"The settlement of the early area reflects the patterns of early agriculture and grazing on the Cumberland Plain generally." Farmers grew mainly wheat and maize. From 1810, however, potatoes and other vegetables, as well as oranges, peaches and grapes were also produced.

By 1828, the various farms of the Prospect and Seven Hills district varied widely in size and function. Out of forty-seven landowners who provided details of their holdings in the Census of that year, seventeen held less than 100 acres each, twenty four owned medium-sized farms of 100-1000 acres, while only six people owned large estates of over 1000 acres.

The pattern of agriculture was reversed for grazing - the six large landowners owned 58.6 per cent of the cattle, and a massive 91.7 per cent of all sheep - only one medium settler, George Best, owned sheep.

The clays of Merrylands induced Arthur Holroyd to experiment with burning pipes and tiles at Sherwood Scrubs from 1868. In fact the whole of the area had its value in the high clay compositions of its soil.

At Merrylands, development centred on the production of bricks and tiles. By 1880 A.T. Holroyd's Sherwood works had been joined by Rawson Button and Co's Merrylands brickworks, probably located on Pitt Row (Pitt Street) near the station. In 1884 the huge building material firm Goodlet and Smith took over the existing Junction Brick and Pottery works between Granville and Merrylands.

To the west of the municipality, in the Prospect area, land was being set-aside to quarry metal. By 1893 there were several quarries east of the new reservoir at Prospect. Modern quarrying at Prospect began in 1901 with the establishment of the Emu and Prospect Gravel and Road Metal Company, the early forerunner of the huge Boral works.

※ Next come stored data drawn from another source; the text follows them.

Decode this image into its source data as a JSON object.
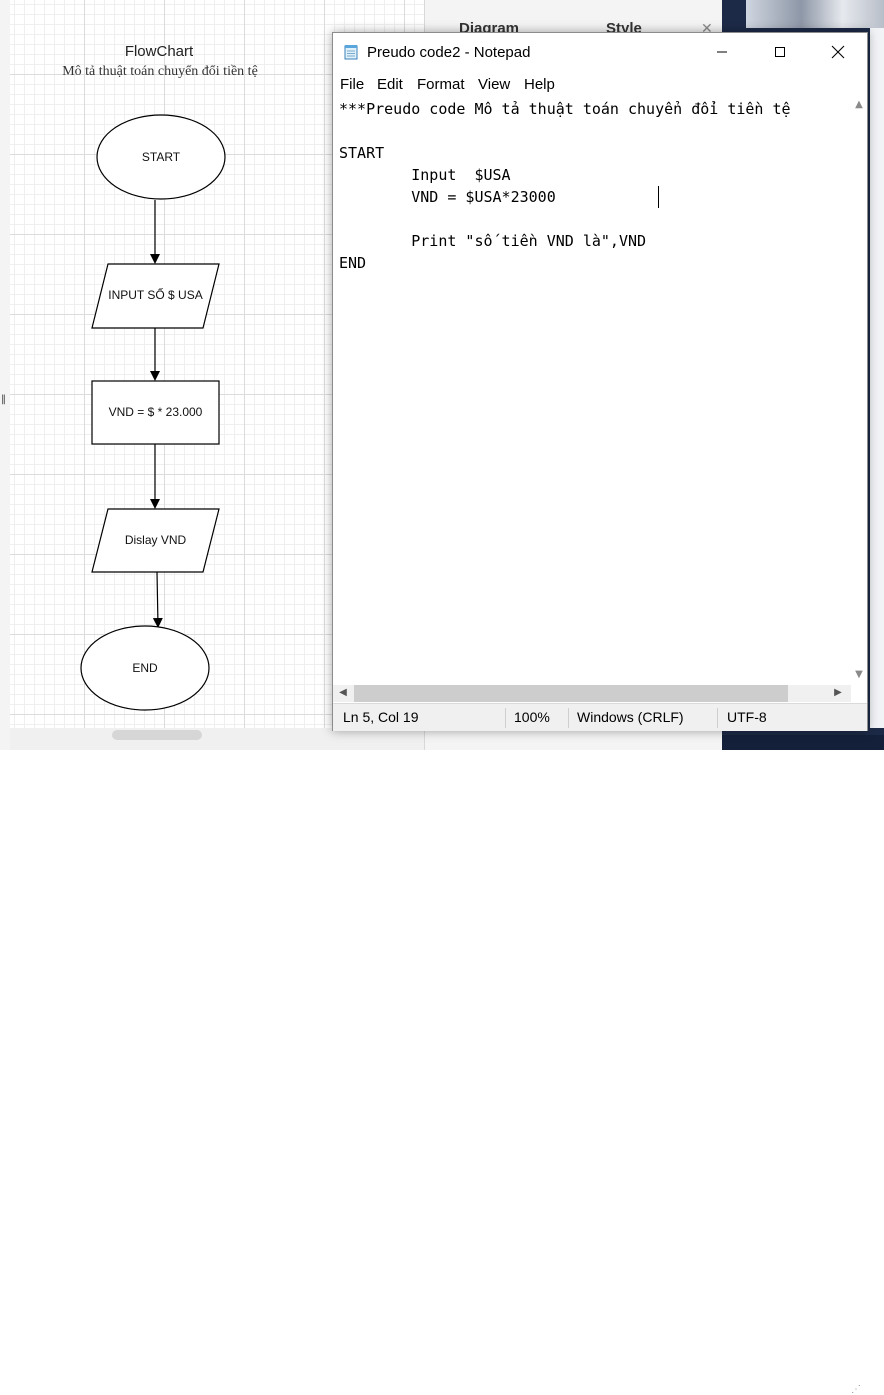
{
  "drawio": {
    "panel_tabs": [
      "Diagram",
      "Style"
    ],
    "close_glyph": "✕",
    "flowchart": {
      "title": "FlowChart",
      "subtitle": "Mô tả thuật toán chuyển đổi tiền tệ",
      "nodes": {
        "start": "START",
        "input": "INPUT SỐ $ USA",
        "process": "VND = $ * 23.000",
        "display": "Dislay VND",
        "end": "END"
      }
    }
  },
  "notepad": {
    "title": "Preudo code2 - Notepad",
    "menu": [
      "File",
      "Edit",
      "Format",
      "View",
      "Help"
    ],
    "lines": [
      "***Preudo code Mô tả thuật toán chuyển đổi tiền tệ",
      "",
      "START",
      "\tInput  $USA",
      "\tVND = $USA*23000",
      "",
      "\tPrint \"số tiền VND là\",VND",
      "END"
    ],
    "status": {
      "position": "Ln 5, Col 19",
      "zoom": "100%",
      "line_ending": "Windows (CRLF)",
      "encoding": "UTF-8"
    }
  },
  "icons": {
    "notepad": "notepad-icon",
    "minimize": "minimize-icon",
    "maximize": "maximize-icon",
    "close": "close-icon"
  }
}
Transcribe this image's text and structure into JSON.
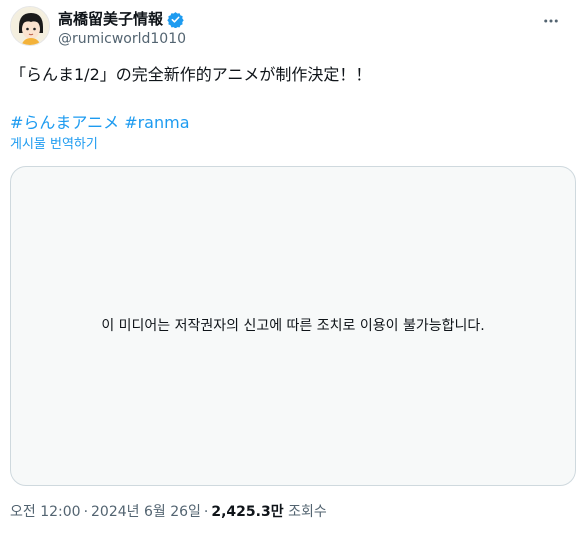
{
  "author": {
    "display_name": "高橋留美子情報",
    "handle": "@rumicworld1010",
    "verified": true,
    "avatar_icon": "anime-character-avatar"
  },
  "more_icon": "more-horizontal-icon",
  "tweet": {
    "text": "「らんま1/2」の完全新作的アニメが制作決定！！",
    "hashtags": [
      "#らんまアニメ",
      "#ranma"
    ],
    "translate_label": "게시물 번역하기"
  },
  "media": {
    "notice": "이 미디어는 저작권자의 신고에 따른 조치로 이용이 불가능합니다."
  },
  "meta": {
    "time": "오전 12:00",
    "date": "2024년 6월 26일",
    "views_count": "2,425.3만",
    "views_label": "조회수"
  },
  "colors": {
    "link": "#1d9bf0",
    "secondary_text": "#536471",
    "verified_badge": "#1d9bf0",
    "media_bg": "#f7f9f9",
    "border": "#cfd9de"
  }
}
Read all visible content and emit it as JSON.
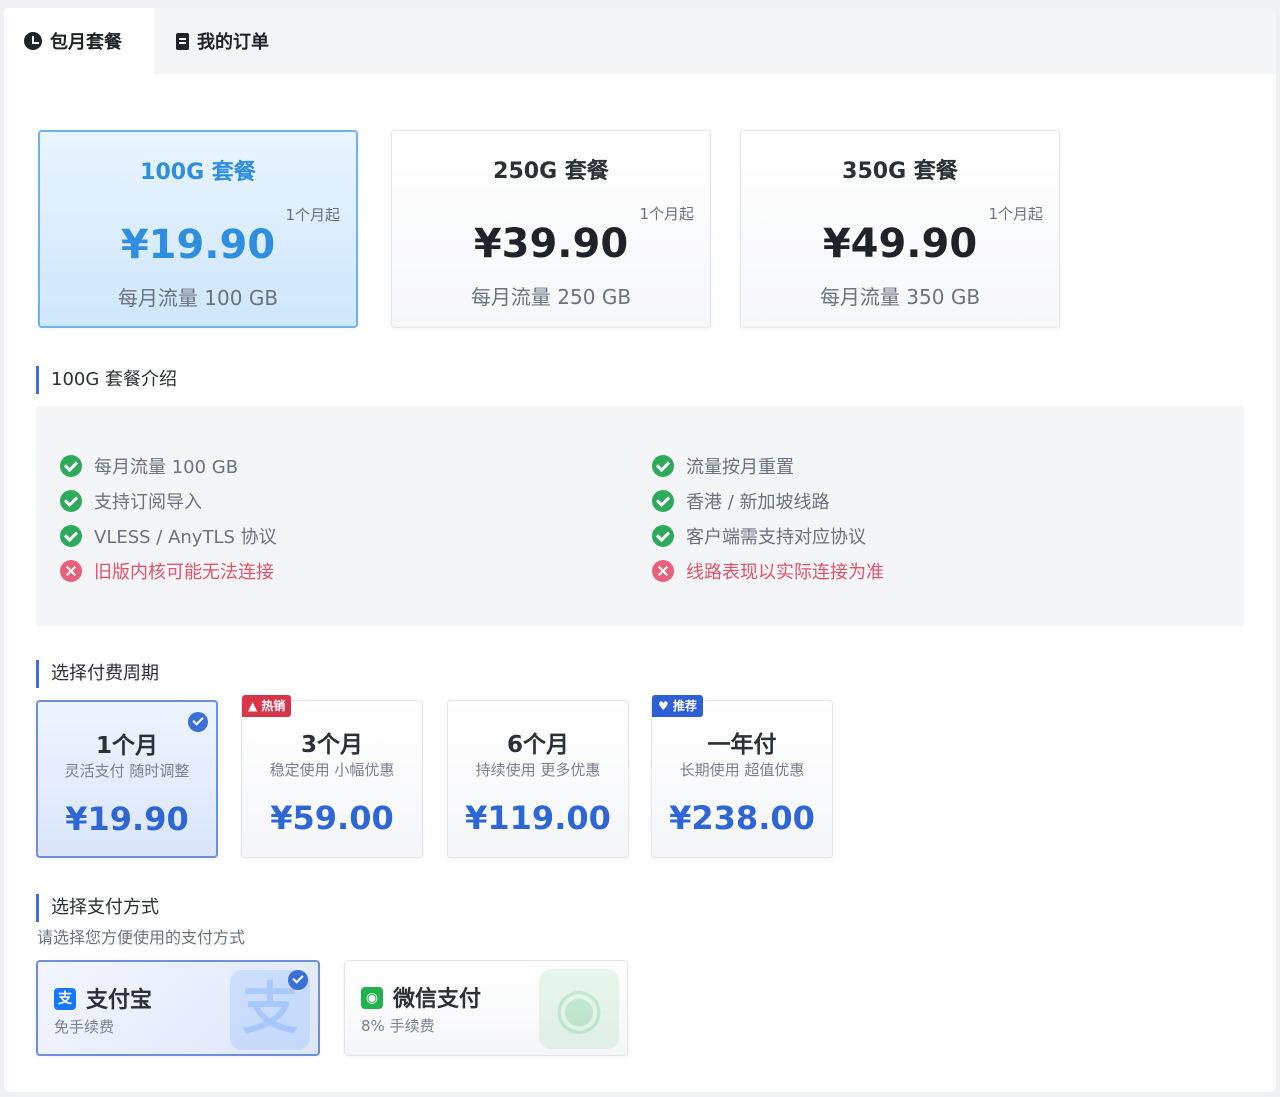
{
  "tabs": [
    {
      "label": "包月套餐",
      "icon": "clock-icon",
      "active": true
    },
    {
      "label": "我的订单",
      "icon": "document-icon",
      "active": false
    }
  ],
  "plans": [
    {
      "name": "100G 套餐",
      "since": "1个月起",
      "price": "¥19.90",
      "traffic": "每月流量 100 GB",
      "selected": true
    },
    {
      "name": "250G 套餐",
      "since": "1个月起",
      "price": "¥39.90",
      "traffic": "每月流量 250 GB",
      "selected": false
    },
    {
      "name": "350G 套餐",
      "since": "1个月起",
      "price": "¥49.90",
      "traffic": "每月流量 350 GB",
      "selected": false
    }
  ],
  "intro": {
    "title": "100G 套餐介绍",
    "left": [
      {
        "text": "每月流量 100 GB",
        "ok": true
      },
      {
        "text": "支持订阅导入",
        "ok": true
      },
      {
        "text": "VLESS / AnyTLS 协议",
        "ok": true
      },
      {
        "text": "旧版内核可能无法连接",
        "ok": false
      }
    ],
    "right": [
      {
        "text": "流量按月重置",
        "ok": true
      },
      {
        "text": "香港 / 新加坡线路",
        "ok": true
      },
      {
        "text": "客户端需支持对应协议",
        "ok": true
      },
      {
        "text": "线路表现以实际连接为准",
        "ok": false
      }
    ]
  },
  "period": {
    "title": "选择付费周期",
    "options": [
      {
        "label": "1个月",
        "desc": "灵活支付 随时调整",
        "price": "¥19.90",
        "badge": "",
        "selected": true
      },
      {
        "label": "3个月",
        "desc": "稳定使用 小幅优惠",
        "price": "¥59.00",
        "badge": "▲ 热销",
        "selected": false
      },
      {
        "label": "6个月",
        "desc": "持续使用 更多优惠",
        "price": "¥119.00",
        "badge": "",
        "selected": false
      },
      {
        "label": "一年付",
        "desc": "长期使用 超值优惠",
        "price": "¥238.00",
        "badge": "♥ 推荐",
        "selected": false
      }
    ]
  },
  "payment": {
    "title": "选择支付方式",
    "subtitle": "请选择您方便使用的支付方式",
    "methods": [
      {
        "name": "支付宝",
        "fee": "免手续费",
        "icon_char": "支",
        "watermark": "支",
        "color": "#1677ff",
        "selected": true
      },
      {
        "name": "微信支付",
        "fee": "8% 手续费",
        "icon_char": "◉",
        "watermark": "◉",
        "color": "#22b14c",
        "selected": false
      }
    ]
  }
}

During the 1880s, hundreds of workers came to build the new reservoir at Prospect that would provide clean, plentiful water to the population of Sydney. An aqueduct and pipelines were constructed from Prospect to Pipe Head at Guildford. 

The growth of new and established industries consolidated the existing population and attracted more to the area. Much of the material of the red-roofed suburban landscape that typified Sydney of the 1910s and 1920s came from Holroyd. Brick, pipe and tile works proliferated in Merrylands, Guildford and Wentworthville.

One industry that came to support the local population was Bonds cotton spinning mill at Pendle Hill, which was established in 1923. It was equipped with machinery worth £250,000 and employed 500 workers, mostly women. The railway station at Pendle Hill was opened to serve the mill. 

Until the early 1960s, Holroyd's industrial character remained much as it had been in the 1920s and 1930s; most of the brick, tile and pottery works were still in production. Bonds at Pendle Hill and Nunns at Guildford were joined by two other weaving mills. The blue metal quarries at Prospect, Macleod's flourmill at Merrylands, the sawmills, timberyards and ice works were all in existence. Primary industry was still important, mainly in the form of market gardening and poultry farming. 

Shops and services, like houses and industries, were considered indicators of Holroyd's vitality and status. During the 1960s the emergence of shopping malls, supermarkets and large centres not only radically altered an important aspect of everyday life, but also assisted in the modernisation of the area's image.